So finde ich nach einer Unterbrechung wieder in den Fall zurück
Eine typische Alltagssituation sieht bei mir so aus: Ich beginne eine Szene in der Mittagspause, muss aber wegen eines Anrufs oder einer Aufgabe plötzlich aufhören. Wenn ich später zurückkomme, weiß ich oft noch, dass ich schon mehrere Dinge gefunden habe, aber nicht mehr, welche Ecke ich zuletzt untersucht hatte. Dann starte ich nicht planlos erneut, sondern gehe die Szene in einer festen Reihenfolge ab.
Zuerst lese ich die aktuelle Aufgabenliste vollständig.

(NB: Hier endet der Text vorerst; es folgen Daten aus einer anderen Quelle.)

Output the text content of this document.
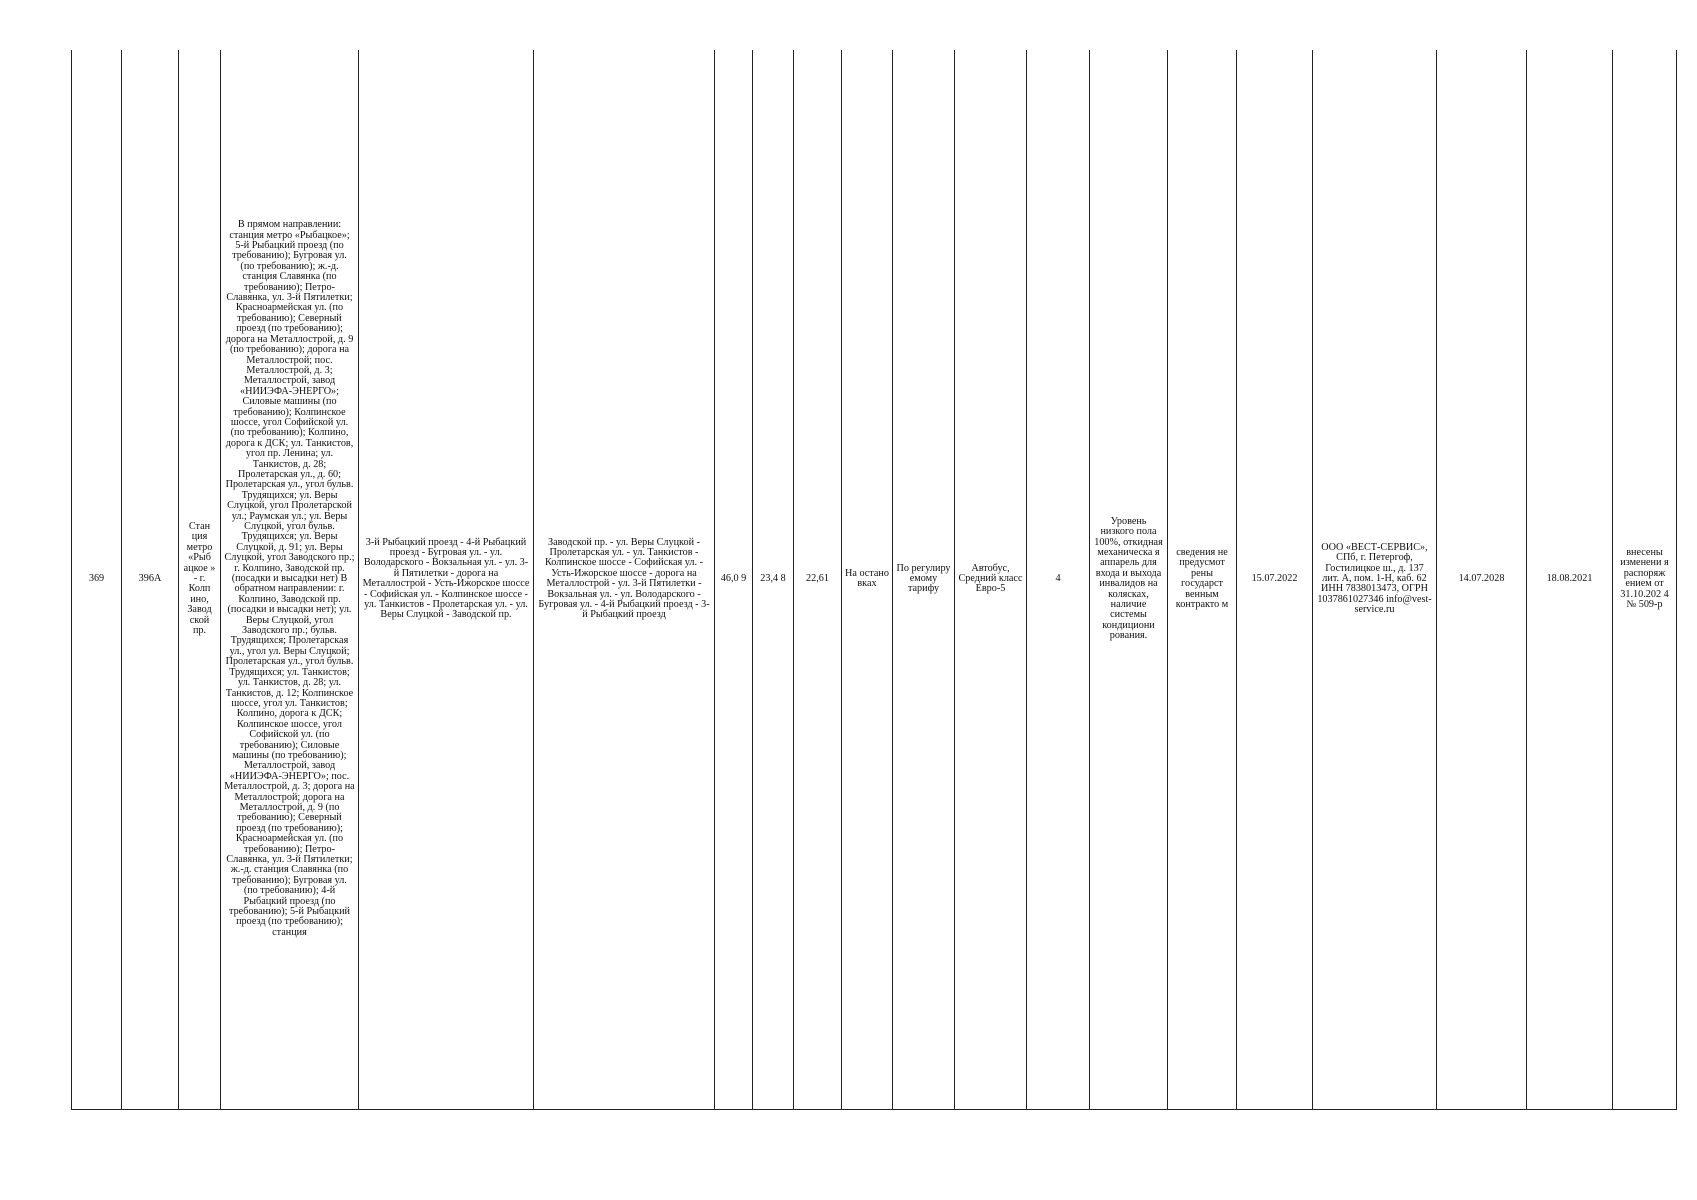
369	396А	Стан ция метро «Рыб ацкое » - г. Колп ино, Завод ской пр.	В прямом направлении: станция метро «Рыбацкое»; 5-й Рыбацкий проезд (по требованию); Бугровая ул. (по требованию); ж.-д. станция Славянка (по требованию); Петро-Славянка, ул. 3-й Пятилетки; Красноармейская ул. (по требованию); Северный проезд (по требованию); дорога на Металлострой, д. 9 (по требованию); дорога на Металлострой; пос. Металлострой, д. 3; Металлострой, завод «НИИЭФА-ЭНЕРГО»; Силовые машины (по требованию); Колпинское шоссе, угол Софийской ул. (по требованию); Колпино, дорога к ДСК; ул. Танкистов, угол пр. Ленина; ул. Танкистов, д. 28; Пролетарская ул., д. 60; Пролетарская ул., угол бульв. Трудящихся; ул. Веры Слуцкой, угол Пролетарской ул.; Раумская ул.; ул. Веры Слуцкой, угол бульв. Трудящихся; ул. Веры Слуцкой, д. 91; ул. Веры Слуцкой, угол Заводского пр.; г. Колпино, Заводской пр. (посадки и высадки нет) В обратном направлении: г. Колпино, Заводской пр. (посадки и высадки нет); ул. Веры Слуцкой, угол Заводского пр.; бульв. Трудящихся; Пролетарская ул., угол ул. Веры Слуцкой; Пролетарская ул., угол бульв. Трудящихся; ул. Танкистов; ул. Танкистов, д. 28; ул. Танкистов, д. 12; Колпинское шоссе, угол ул. Танкистов; Колпино, дорога к ДСК; Колпинское шоссе, угол Софийской ул. (по требованию); Силовые машины (по требованию); Металлострой, завод «НИИЭФА-ЭНЕРГО»; пос. Металлострой, д. 3; дорога на Металлострой; дорога на Металлострой, д. 9 (по требованию); Северный проезд (по требованию); Красноармейская ул. (по требованию); Петро-Славянка, ул. 3-й Пятилетки; ж.-д. станция Славянка (по требованию); Бугровая ул. (по требованию); 4-й Рыбацкий проезд (по требованию); 5-й Рыбацкий проезд (по требованию); станция	3-й Рыбацкий проезд - 4-й Рыбацкий проезд - Бугровая ул. - ул. Володарского - Вокзальная ул. - ул. 3-й Пятилетки - дорога на Металлострой - Усть-Ижорское шоссе - Софийская ул. - Колпинское шоссе - ул. Танкистов - Пролетарская ул. - ул. Веры Слуцкой - Заводской пр.	Заводской пр. - ул. Веры Слуцкой - Пролетарская ул. - ул. Танкистов - Колпинское шоссе - Софийская ул. - Усть-Ижорское шоссе - дорога на Металлострой - ул. 3-й Пятилетки - Вокзальная ул. - ул. Володарского - Бугровая ул. - 4-й Рыбацкий проезд - 3-й Рыбацкий проезд	46,0 9	23,4 8	22,61	На остано вках	По регулиру емому тарифу	Автобус, Средний класс Евро-5	4	Уровень низкого пола 100%, откидная механическа я аппарель для входа и выхода инвалидов на колясках, наличие системы кондициони рования.	сведения не предусмот рены государст венным контракто м	15.07.2022	ООО «ВЕСТ-СЕРВИС», СПб, г. Петергоф, Гостилицкое ш., д. 137 лит. А, пом. 1-Н, каб. 62 ИНН 7838013473, ОГРН 1037861027346 info@vest-service.ru	14.07.2028	18.08.2021	внесены изменени я распоряж ением от 31.10.202 4 № 509-р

Danach suche ich nur nach den noch offenen Begriffen und ignoriere bereits erledigte Elemente. Anschließend teile ich das Bild wieder in kleine Zonen auf. Diese Methode ist besonders nützlich, wenn die Szene viele ähnliche Gegenstände enthält. Sie verhindert, dass ich nach jedem Treffer wieder über den gesamten Bildschirm springe und dadurch denselben Bereich mehrfach prüfe.
Wenn ein Objekt nicht reagiert, tippe ich nicht endlos darauf. Ich prüfe zunächst, ob ich wirklich den gesuchten Gegenstand treffe oder nur einen benachbarten Bildteil. Auf kleinen Displays kann ein Finger einen überraschend großen Teil der Szene verdecken. Ich setze den Finger deshalb möglichst mittig auf das Objekt und warte kurz auf die Reaktion. Falls weiterhin nichts passiert, verlasse ich die Szene nur dann, wenn der Spielablauf das ausdrücklich zulässt, und kehre anschließend zurück.
Ein hilfreicher Arbeitsrhythmus ist, schwierige Stellen nicht sofort mit einer Hilfeoption zu lösen. Ich markiere sie gedanklich und suche zunächst alle anderen sichtbaren Gegenstände. Danach wirkt der Bereich oft übersichtlicher, weil weniger Ablenkung vorhanden ist. Das ist ein wichtiger Trade-off: Eine Hilfe kann Zeit sparen, nimmt mir aber auch den befriedigenden Teil der Ermittlung. Für mich gehört das eigene Entdecken zum Kern des Spiels, deshalb nutze ich Unterstützung nur, wenn ich wirklich feststecke.
Ich achte außerdem darauf, nicht aus Versehen den gleichen Hinweis mehrfach zu verfolgen. In einem Wimmelbild-Abenteuer kann die Handlung den Eindruck erwecken, dass jedes Detail sofort untersucht werden muss. Tatsächlich ist es sinnvoller, die aktuelle Aufgabe als Filter zu verwenden. Das macht die Szenen weniger überwältigend und hilft dabei, die Atmosphäre zu genießen, ohne jede Dekoration in eine mögliche Spur umzudeuten.
Falls der Fortschritt nach einem Neustart anders aussieht als erwartet, bleibe ich zunächst ruhig und öffne nicht sofort die Systemeinstellungen zum Löschen von Speicher oder Daten. Ein Neustart des Spiels und des Geräts ist der risikoärmere erste Schritt. Danach prüfe ich, ob ich wirklich im gleichen Spielabschnitt gelandet bin oder nur eine Szene erneut geöffnet habe. Bei mobilen Spielen ist ein scheinbarer Verlust manchmal lediglich ein Wechsel an einen früheren sichtbaren Punkt.
Wann eher das Gerät oder die Umgebung schuld ist
Nicht jedes Problem, das während der Suche auftritt, wird vom Spiel selbst verursacht. Wenn Berührungen auch in anderen Anwendungen ungenau reagieren, liegt die Ursache wahrscheinlich eher am Bildschirm, an einer Schutzfolie oder an verschmutzten Fingern. Ich wische den Bildschirm trocken ab und teste anschließend eine andere App. Erst wenn die Ungenauigkeit nur bei Taken Souls・Detektiv Geheimnis auftritt, konzentriere ich mich auf einen Neustart oder eine erneute Installation.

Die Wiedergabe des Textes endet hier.